HKEX is unlikely to lose ground to SGX
The Singapore Exchange is firing shots at the Hong Kong Stock Exchange once again to lure IPO-hopefuls, this time over the city’s ever closer political relationship with China. But Hong Kong can boast some clear advantages over its rival.
When promoting the SGX last week, its head of equities and fixed income Chew Sutat made a point of highlighting that Singapore is not China. His pitch for firms looking to list is clear: Singapore is a good listing alternative for Chinese and Hong Kong companies because it is not China and so not under its thumb.
His argument comes at a time of increasing political tensions between Hong Kong and the mainland, which some market watchers fear is threatening the legal independence and semi-autonomous relationship that has made the city so attractive to international finance. If things get rocky, it would only be natural for firms to look at other avenues to raise new equity.
But it’s not quite that clear-cut as saying that political tensions and pressure from Beijing are good or bad for the Hong Kong ECM market. There are elements of both.
For starters, Hong Kong’s value proposition is not going to change and it will remain a huge draw for Chinese issuers, particularly those looking to do business across the border. The bourse has repeatedly been among the busiest IPO markets in the world, offering a vast investor base and increasing access to Chinese capital. It has also firmly cemented its status as Asia’s financial hub.
Singapore, in comparison, is a much smaller market. It has been the hub for Asean issuers and the de facto home for real estate investment trust IPOs, but it needs more primary equity business.
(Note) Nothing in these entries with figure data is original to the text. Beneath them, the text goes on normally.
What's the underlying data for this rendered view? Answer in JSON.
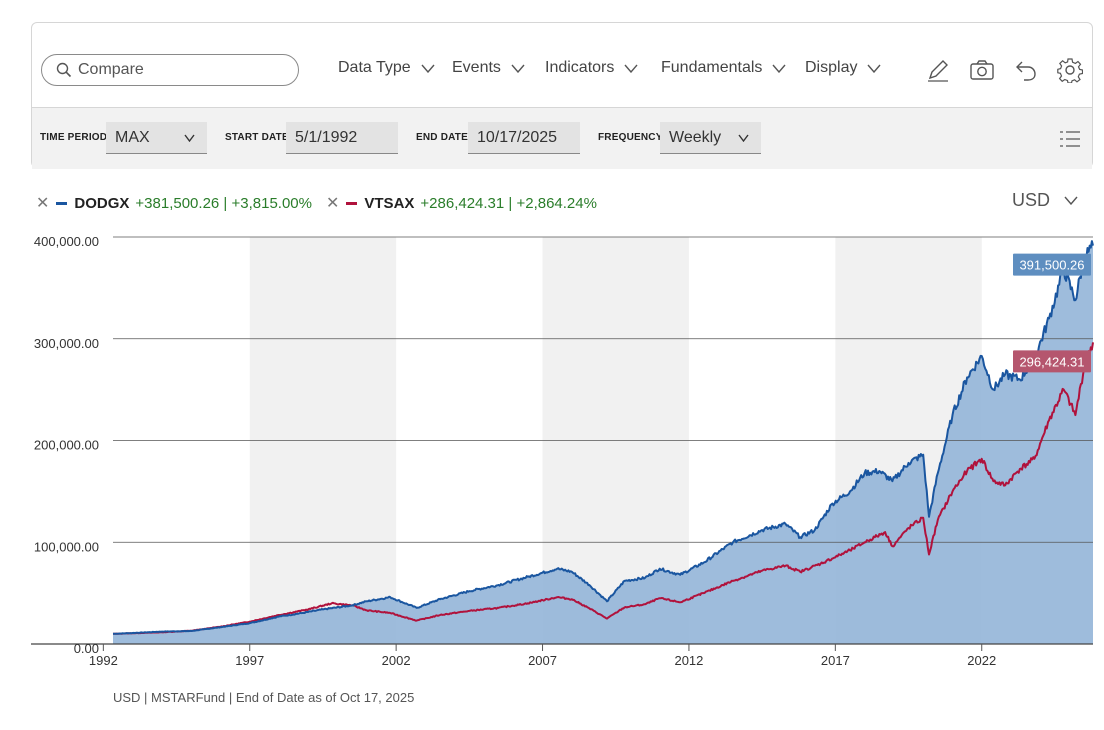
{
  "toolbar": {
    "search_placeholder": "Compare",
    "menus": [
      {
        "label": "Data Type"
      },
      {
        "label": "Events"
      },
      {
        "label": "Indicators"
      },
      {
        "label": "Fundamentals"
      },
      {
        "label": "Display"
      }
    ],
    "tool_icons": [
      "pencil-icon",
      "camera-icon",
      "undo-icon",
      "gear-icon"
    ]
  },
  "settings": {
    "time_period_label": "TIME PERIOD",
    "time_period_value": "MAX",
    "start_date_label": "START DATE",
    "start_date_value": "5/1/1992",
    "end_date_label": "END DATE",
    "end_date_value": "10/17/2025",
    "frequency_label": "FREQUENCY",
    "frequency_value": "Weekly"
  },
  "legend": [
    {
      "name": "DODGX",
      "change": "+381,500.26 | +3,815.00%",
      "color": "#1a56a0"
    },
    {
      "name": "VTSAX",
      "change": "+286,424.31 | +2,864.24%",
      "color": "#b0123c"
    }
  ],
  "currency": "USD",
  "footnote": "USD | MSTARFund | End of Date as of Oct 17, 2025",
  "colors": {
    "dodgx_line": "#1a56a0",
    "vtsax_line": "#b0123c",
    "area_fill": "#94b5d8",
    "shade_band": "#f1f1f1",
    "gain_text": "#2a7d2a",
    "dodgx_tag": "#5e8ec0",
    "vtsax_tag": "#b5566e"
  },
  "chart_data": {
    "type": "line",
    "xlim": [
      1992.33,
      2025.8
    ],
    "ylim": [
      0,
      400000
    ],
    "yticks": [
      0,
      100000,
      200000,
      300000,
      400000
    ],
    "ytick_labels": [
      "0.00",
      "100,000.00",
      "200,000.00",
      "300,000.00",
      "400,000.00"
    ],
    "xticks": [
      1992,
      1997,
      2002,
      2007,
      2012,
      2017,
      2022
    ],
    "xtick_labels": [
      "1992",
      "1997",
      "2002",
      "2007",
      "2012",
      "2017",
      "2022"
    ],
    "shaded_periods": [
      [
        1997,
        2002
      ],
      [
        2007,
        2012
      ],
      [
        2017,
        2022
      ]
    ],
    "grid": true,
    "series": [
      {
        "name": "DODGX",
        "end_label": "391,500.26",
        "area": true,
        "points": [
          [
            1992.33,
            10000
          ],
          [
            1993.0,
            10800
          ],
          [
            1994.0,
            12200
          ],
          [
            1995.0,
            12800
          ],
          [
            1996.0,
            16500
          ],
          [
            1997.0,
            20500
          ],
          [
            1998.0,
            27000
          ],
          [
            1998.8,
            30500
          ],
          [
            1999.5,
            34000
          ],
          [
            2000.5,
            38000
          ],
          [
            2001.0,
            42000
          ],
          [
            2001.8,
            46000
          ],
          [
            2002.7,
            35500
          ],
          [
            2003.5,
            44000
          ],
          [
            2004.5,
            52000
          ],
          [
            2005.5,
            58000
          ],
          [
            2006.5,
            66000
          ],
          [
            2007.5,
            74000
          ],
          [
            2008.0,
            71000
          ],
          [
            2008.6,
            58000
          ],
          [
            2009.2,
            42000
          ],
          [
            2009.8,
            62000
          ],
          [
            2010.5,
            65000
          ],
          [
            2011.0,
            74000
          ],
          [
            2011.7,
            68000
          ],
          [
            2012.5,
            80000
          ],
          [
            2013.5,
            100000
          ],
          [
            2014.5,
            112000
          ],
          [
            2015.3,
            118000
          ],
          [
            2015.8,
            105000
          ],
          [
            2016.3,
            112000
          ],
          [
            2016.9,
            138000
          ],
          [
            2017.5,
            150000
          ],
          [
            2018.0,
            168000
          ],
          [
            2018.5,
            170000
          ],
          [
            2018.95,
            160000
          ],
          [
            2019.5,
            178000
          ],
          [
            2020.0,
            186000
          ],
          [
            2020.2,
            125000
          ],
          [
            2020.5,
            168000
          ],
          [
            2021.0,
            225000
          ],
          [
            2021.5,
            262000
          ],
          [
            2022.0,
            283000
          ],
          [
            2022.4,
            250000
          ],
          [
            2022.8,
            265000
          ],
          [
            2023.3,
            260000
          ],
          [
            2023.8,
            280000
          ],
          [
            2024.3,
            320000
          ],
          [
            2024.8,
            368000
          ],
          [
            2025.2,
            338000
          ],
          [
            2025.5,
            380000
          ],
          [
            2025.8,
            391500
          ]
        ]
      },
      {
        "name": "VTSAX",
        "end_label": "296,424.31",
        "area": false,
        "points": [
          [
            1992.33,
            10000
          ],
          [
            1993.0,
            10600
          ],
          [
            1994.0,
            11500
          ],
          [
            1995.0,
            13000
          ],
          [
            1996.0,
            17000
          ],
          [
            1997.0,
            22000
          ],
          [
            1998.0,
            28500
          ],
          [
            1999.0,
            34000
          ],
          [
            1999.8,
            40000
          ],
          [
            2000.5,
            38000
          ],
          [
            2001.0,
            33000
          ],
          [
            2001.8,
            30500
          ],
          [
            2002.7,
            23000
          ],
          [
            2003.5,
            28500
          ],
          [
            2004.5,
            32500
          ],
          [
            2005.5,
            35500
          ],
          [
            2006.5,
            40000
          ],
          [
            2007.5,
            46000
          ],
          [
            2008.0,
            44000
          ],
          [
            2008.6,
            35000
          ],
          [
            2009.2,
            25000
          ],
          [
            2009.8,
            36000
          ],
          [
            2010.5,
            39000
          ],
          [
            2011.0,
            45000
          ],
          [
            2011.7,
            41000
          ],
          [
            2012.5,
            50000
          ],
          [
            2013.5,
            62000
          ],
          [
            2014.5,
            72000
          ],
          [
            2015.3,
            77000
          ],
          [
            2015.8,
            71000
          ],
          [
            2016.5,
            79000
          ],
          [
            2017.5,
            92000
          ],
          [
            2018.0,
            100000
          ],
          [
            2018.7,
            110000
          ],
          [
            2018.95,
            96000
          ],
          [
            2019.5,
            114000
          ],
          [
            2020.0,
            124000
          ],
          [
            2020.2,
            88000
          ],
          [
            2020.5,
            122000
          ],
          [
            2021.0,
            150000
          ],
          [
            2021.5,
            170000
          ],
          [
            2022.0,
            182000
          ],
          [
            2022.4,
            160000
          ],
          [
            2022.8,
            156000
          ],
          [
            2023.3,
            172000
          ],
          [
            2023.8,
            182000
          ],
          [
            2024.3,
            220000
          ],
          [
            2024.8,
            250000
          ],
          [
            2025.2,
            225000
          ],
          [
            2025.5,
            272000
          ],
          [
            2025.8,
            296424
          ]
        ]
      }
    ]
  }
}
Lack of chunky deals in primary has made secondary trading volumes on the exchange lacklustre — a frequent complaint among ECM bankers. So it makes sense that it is trying to attract Chinese companies that have largely been heading to Hong Kong or New York to list.
SGX already has a number of Chinese firms listed on its bourse, known as S-chip stocks. But the majority of those names listed nearly a decade ago. And in recent years the trend has reversed, with an increasing number of S-chips de-listing. The bourse has also had trouble winning over local issuers, such as gaming company Razer, which last year opted to leave its home market and list on the HKEX.
Unsurprisingly, the SGX has been criticised for not having a clear game plan. But it has been upping its game, taking a big step forward last year when it passed a proposition to allow dual-class shares — a favourite with technology firms that like to keep control over their long term vision.
That, however, is unlikely to much make much of a difference.
The HKEX has matched the move and will also start allowing dual-class share structures from later this year. The proposal is expected to not only attract new economy companies from the mainland, but is also targeted at getting Chinese champions such as e-commerce firm Alibaba Group Holdings, which is listed in the US, to have a secondary listing in Hong Kong.
China itself is keen to host technology IPOs, with local publication Caixin saying at the start of March that the regulators may allow offshore Chinese listed companies to sell depositary receipts in the mainland — heating up competition between the bourses.
Where Hong Kong’s status could begin to suffer, however, is on the buy-side. If China becomes more involved in the city and the local market, investors are likely to grow wary about protection. There are already doubts, for example, over whether a Chinese state-linked company would be held accountable for any digression in the same way as other listed firms in Hong Kong, leaving the fate of investors tied to political influence. That is still far-fetched, of course, but the fact that concerns are already building suggests how closely investors are watching developments between the city and China.
In the short term, the competition may be on but Singapore needs to change its tack if it wants to attract more business to its primary market, as the appeal of a Hong Kong listing is not going to fade anytime soon.
The HKEX can probably rest easy — the Lion City is unlikely to roar just yet.